IIRC there was a group playing something like that game in reverse; run a single program under a VM to allow repeatedly forcing many possible total order from the program enforced partial order and check that they all “work”.
Alex Groce says:

November 23, 2015 at 12:57 pm

I think if you only declare a handful of critical things (e.g. execve) blocking, you should usually be ok, since the leader can continue without followers, and should in the end (for most reasonable parallelisms) run the same set of system calls. If you read n files in parallel to look for something, and terminate the search on a successful detection, though, you will end up with followers stuck.

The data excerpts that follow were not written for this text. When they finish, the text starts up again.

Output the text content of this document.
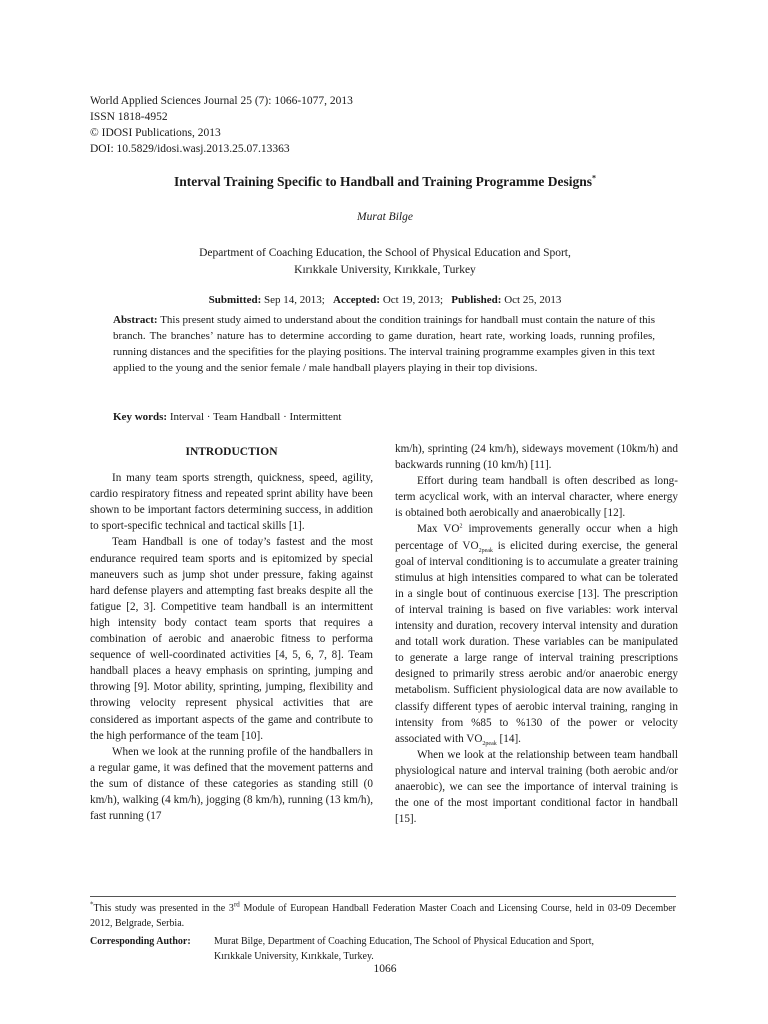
World Applied Sciences Journal 25 (7): 1066-1077, 2013
ISSN 1818-4952
© IDOSI Publications, 2013
DOI: 10.5829/idosi.wasj.2013.25.07.13363
Interval Training Specific to Handball and Training Programme Designs*
Murat Bilge
Department of Coaching Education, the School of Physical Education and Sport,
Kırıkkale University, Kırıkkale, Turkey
Submitted: Sep 14, 2013; Accepted: Oct 19, 2013; Published: Oct 25, 2013
Abstract: This present study aimed to understand about the condition trainings for handball must contain the nature of this branch. The branches’ nature has to determine according to game duration, heart rate, working loads, running profiles, running distances and the specifities for the playing positions. The interval training programme examples given in this text applied to the young and the senior female / male handball players playing in their top divisions.
Key words: Interval · Team Handball · Intermittent
INTRODUCTION

In many team sports strength, quickness, speed, agility, cardio respiratory fitness and repeated sprint ability have been shown to be important factors determining success, in addition to sport-specific technical and tactical skills [1].

Team Handball is one of today’s fastest and the most endurance required team sports and is epitomized by special maneuvers such as jump shot under pressure, faking against hard defense players and attempting fast breaks despite all the fatigue [2, 3]. Competitive team handball is an intermittent high intensity body contact team sports that requires a combination of aerobic and anaerobic fitness to performa sequence of well-coordinated activities [4, 5, 6, 7, 8]. Team handball places a heavy emphasis on sprinting, jumping and throwing [9]. Motor ability, sprinting, jumping, flexibility and throwing velocity represent physical activities that are considered as important aspects of the game and contribute to the high performance of the team [10].

When we look at the running profile of the handballers in a regular game, it was defined that the movement patterns and the sum of distance of these categories as standing still (0 km/h), walking (4 km/h), jogging (8 km/h), running (13 km/h), fast running (17

km/h), sprinting (24 km/h), sideways movement (10km/h) and backwards running (10 km/h) [11].

Effort during team handball is often described as long-term acyclical work, with an interval character, where energy is obtained both aerobically and anaerobically [12].

Max $VO^2$ improvements generally occur when a high percentage of $VO_{2peak}$ is elicited during exercise, the general goal of interval conditioning is to accumulate a greater training stimulus at high intensities compared to what can be tolerated in a single bout of continuous exercise [13]. The prescription of interval training is based on five variables: work interval intensity and duration, recovery interval intensity and duration and totall work duration. These variables can be manipulated to generate a large range of interval training prescriptions designed to primarily stress aerobic and/or anaerobic energy metabolism. Sufficient physiological data are now available to classify different types of aerobic interval training, ranging in intensity from %85 to %130 of the power or velocity associated with $VO_{2peak}$ [14].

When we look at the relationship between team handball physiological nature and interval training (both aerobic and/or anaerobic), we can see the importance of interval training is the one of the most important conditional factor in handball [15].

*This study was presented in the 3rd Module of European Handball Federation Master Coach and Licensing Course, held in 03-09 December 2012, Belgrade, Serbia.
Corresponding Author: Murat Bilge, Department of Coaching Education, The School of Physical Education and Sport,
Kırıkkale University, Kırıkkale, Turkey.
1066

I assume if leader terminates and followers are waiting around, that might be reported but the work still gets done by the leader.
regehr says:

November 23, 2015 at 12:59 pm

Hi Christian, Varan (not my work, just to be clear) handles threads by giving a separate ring buffer to each thread in the leader– the paper contains some good details:
http://srg.doc.ic.ac.uk/files/papers/varan-asplos-15.pdf
I don’t know about deadlock but I bet Cristian would explain more if we asked!
Alex Groce says:

November 23, 2015 at 1:00 pm

I guess it depends on what flags divergence. If you flag as soon as a thread of the follower wants to perform a syscall leader hasn’t yet performed…
regehr says:

November 23, 2015 at 1:00 pm

bcs, I remember reading a paper like you’re talking about but don’t have a link or title handy.
regehr says:

November 23, 2015 at 1:01 pm

Alex, Cristian told me there are some thorny issues regarding termination upon divergence but I didn’t get the details.
Alexander Monakov says:

November 23, 2015 at 1:51 pm

Note that as soon as the monitored program mmap’s a file with write access, or likewise opens a shared memory segment, it is no longer possible to execute N copies of it skipping only system calls: any writes to shared storage will introduce data races, any atomic updates will be duplicated N times, etc. I’ve only skimmed the ASPLOS paper, but it doesn’t seem to address this issue?
regehr says:

November 23, 2015 at 2:19 pm

Alexander, I don’t know the implementation but the paper says it handles 86 system calls, all that were needed to run the benchmark applications. I have to assume this includes mmap() since it is extremely common.
Peter says:

November 23, 2015 at 3:55 pm

Regarding the Boing 777: are you sure it’s just a single source code compiled by 3 compilers? Some years ago in univeristy I had a class about saftey in aircraft systems engineering and was told that the saftey critical software is written by multiple independent teams to mitigate bugs. So I would guess its 3 different sources compiled by 3 compilers running on 3 architectures…
I couldn’t find clear info in the linked pdf.
regehr says:

November 24, 2015 at 12:34 am

Hi Peter, you’re right that the paper doesn’t quite come out and say this, but my understanding is they implemented the SW once.
Peter says:

November 24, 2015 at 2:47 am

some one else thought the same: https://twitter.com/AndreaBarisani/status/668904947690414080
But still weird that its not explained in the paper…
regehr says:

November 24, 2015 at 1:33 pm

Peter, I just re-read Section 3.2, which makes it completely clear that just one version of the software was produced.
kme says:

November 29, 2015 at 9:38 pm

What about memory allocation syscalls? A clever compiler can re-order calls to malloc() with respect to syscalls if it knows the result isn’t going to be used until after the syscall, and malloc() may internally call an allocation syscall.